Japanese electronics giant Toshiba said Tuesday it would pay about $850.0 million for IBM's retail products unit, with the US firm saying it would create the world's leading point-of-sale company.

The transaction was expected to be completed later in the year, with the move aimed at retailers who "will benefit from accelerated development of new products and solutions", the Japanese firm said in a statement.

The deal comes as Japanese firms take advantage of a high yen to explore overseas expansion, with the stronger currency making their investment in foreign firms relatively cheaper.

The purchase will help Toshiba expand its point-of-sale (POS) systems business, from scanners and self-service kiosks for tallying up customer purchases to software that helps manage inventory.

Norio Sasaki, Toshiba's chief executive, said it would help the firm expand in North America, Europe "and the emerging economies."

"I also expect this significant step to support innovation and the creation of new business opportunities for Toshiba Group," Sasaki said.

IBM's Retail Store Solutions business, which last year posted sales of $1.15 billion with about 1,000 workers worldwide, is to become a wholly owned subsidiary of Toshiba Tec, a division of the Japanese firm.

Toshiba and other Japanese exporters has suffered plunging profits as the strong yen, which helps fund foreign expansion, also makes their own products more expensive overseas amid weak global demand for digital products.

Japanese firms were also pounded by last year's quake-tsunami disaster, and subsequent flooding in Thailand, which disrupted operations for firms with plants in the Southeast Asian nation.

In January, Toshiba more than halved its net profit forecast for the year to March to 65.0 billion yen from 140.0 billion yen, while it also cut its full-year sales forecast to 6.2 trillion yen from 7.0 trillion yen.

Last year, Toshiba said it would shut three semiconductor factories in Japan and slow production at a number of other plants as part of a reorganisation of its business, which also includes liquid crystal display televisions.
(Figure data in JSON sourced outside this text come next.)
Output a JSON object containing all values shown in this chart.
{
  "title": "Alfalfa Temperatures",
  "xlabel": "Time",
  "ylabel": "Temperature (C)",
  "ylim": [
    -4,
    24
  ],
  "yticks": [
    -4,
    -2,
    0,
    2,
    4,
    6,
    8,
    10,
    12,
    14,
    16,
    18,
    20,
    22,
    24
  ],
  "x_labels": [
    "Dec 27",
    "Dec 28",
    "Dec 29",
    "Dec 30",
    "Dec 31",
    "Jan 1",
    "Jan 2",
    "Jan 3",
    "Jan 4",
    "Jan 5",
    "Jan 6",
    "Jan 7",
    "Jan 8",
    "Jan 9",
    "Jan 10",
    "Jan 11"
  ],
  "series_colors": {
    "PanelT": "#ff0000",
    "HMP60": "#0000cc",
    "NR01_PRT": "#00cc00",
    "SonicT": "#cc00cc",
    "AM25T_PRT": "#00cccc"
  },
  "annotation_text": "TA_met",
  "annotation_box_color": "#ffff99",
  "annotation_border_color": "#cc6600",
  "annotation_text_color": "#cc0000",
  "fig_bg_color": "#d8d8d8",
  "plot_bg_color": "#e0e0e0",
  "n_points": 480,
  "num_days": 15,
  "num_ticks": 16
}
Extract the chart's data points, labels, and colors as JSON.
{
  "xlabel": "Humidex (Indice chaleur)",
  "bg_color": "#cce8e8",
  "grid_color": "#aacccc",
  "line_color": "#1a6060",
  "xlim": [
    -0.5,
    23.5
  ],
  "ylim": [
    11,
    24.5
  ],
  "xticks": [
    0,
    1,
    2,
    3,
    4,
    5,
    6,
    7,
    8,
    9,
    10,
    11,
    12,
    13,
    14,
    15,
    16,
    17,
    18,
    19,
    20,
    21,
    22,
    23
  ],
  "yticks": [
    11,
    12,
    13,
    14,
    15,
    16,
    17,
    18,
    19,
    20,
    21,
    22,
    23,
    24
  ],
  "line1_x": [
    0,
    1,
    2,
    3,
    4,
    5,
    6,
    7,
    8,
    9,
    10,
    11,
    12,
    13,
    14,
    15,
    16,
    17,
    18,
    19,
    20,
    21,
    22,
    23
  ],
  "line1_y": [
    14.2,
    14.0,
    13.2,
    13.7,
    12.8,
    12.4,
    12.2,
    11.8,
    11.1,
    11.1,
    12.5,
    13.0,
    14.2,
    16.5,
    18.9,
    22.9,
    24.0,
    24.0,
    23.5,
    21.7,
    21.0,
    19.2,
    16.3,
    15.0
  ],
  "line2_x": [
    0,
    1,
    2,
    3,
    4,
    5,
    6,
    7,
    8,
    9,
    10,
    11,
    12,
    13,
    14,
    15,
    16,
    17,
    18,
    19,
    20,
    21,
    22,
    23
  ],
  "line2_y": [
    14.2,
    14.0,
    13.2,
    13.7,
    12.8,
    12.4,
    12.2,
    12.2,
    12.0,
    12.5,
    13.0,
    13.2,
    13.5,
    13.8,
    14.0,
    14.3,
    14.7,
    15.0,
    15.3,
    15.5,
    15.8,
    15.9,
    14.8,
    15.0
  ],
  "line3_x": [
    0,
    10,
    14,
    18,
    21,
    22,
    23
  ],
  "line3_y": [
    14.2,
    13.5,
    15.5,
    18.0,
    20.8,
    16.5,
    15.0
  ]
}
The decline has some Japanese firms aggressively chasing after foreign firms.

Last month, Japanese chemical giant Asahi Kasei announced a plan to buy US-based health care firm Zoll Medical for $2.21 billion in a friendly takeover.

Japanese drugs giant Dainippon Sumitomo Pharma also said it will buy US biotechnology cancer specialist Boston Biomedical for a price that could hit $2.6 billion.

Last year, Takeda Pharmaceutical reached a 9.6 billion euro ($12.6 billion) deal to buy Swiss drugmaker Nycomed in what would be one of the biggest overseas acquisitions by a Japanese firm.

However, some of Japan's best-known corporate names including Sony, Sharp and Panasonic have announced management shakeups, layoffs, sales of various businesses and tie-ups with rivals after warning of massive losses.

Last month, Sharp announced a deal with Taiwan's Hon Hai Precision as part of a liquid crystal display panel tie-up as it looks to save a balance sheet awash in red ink.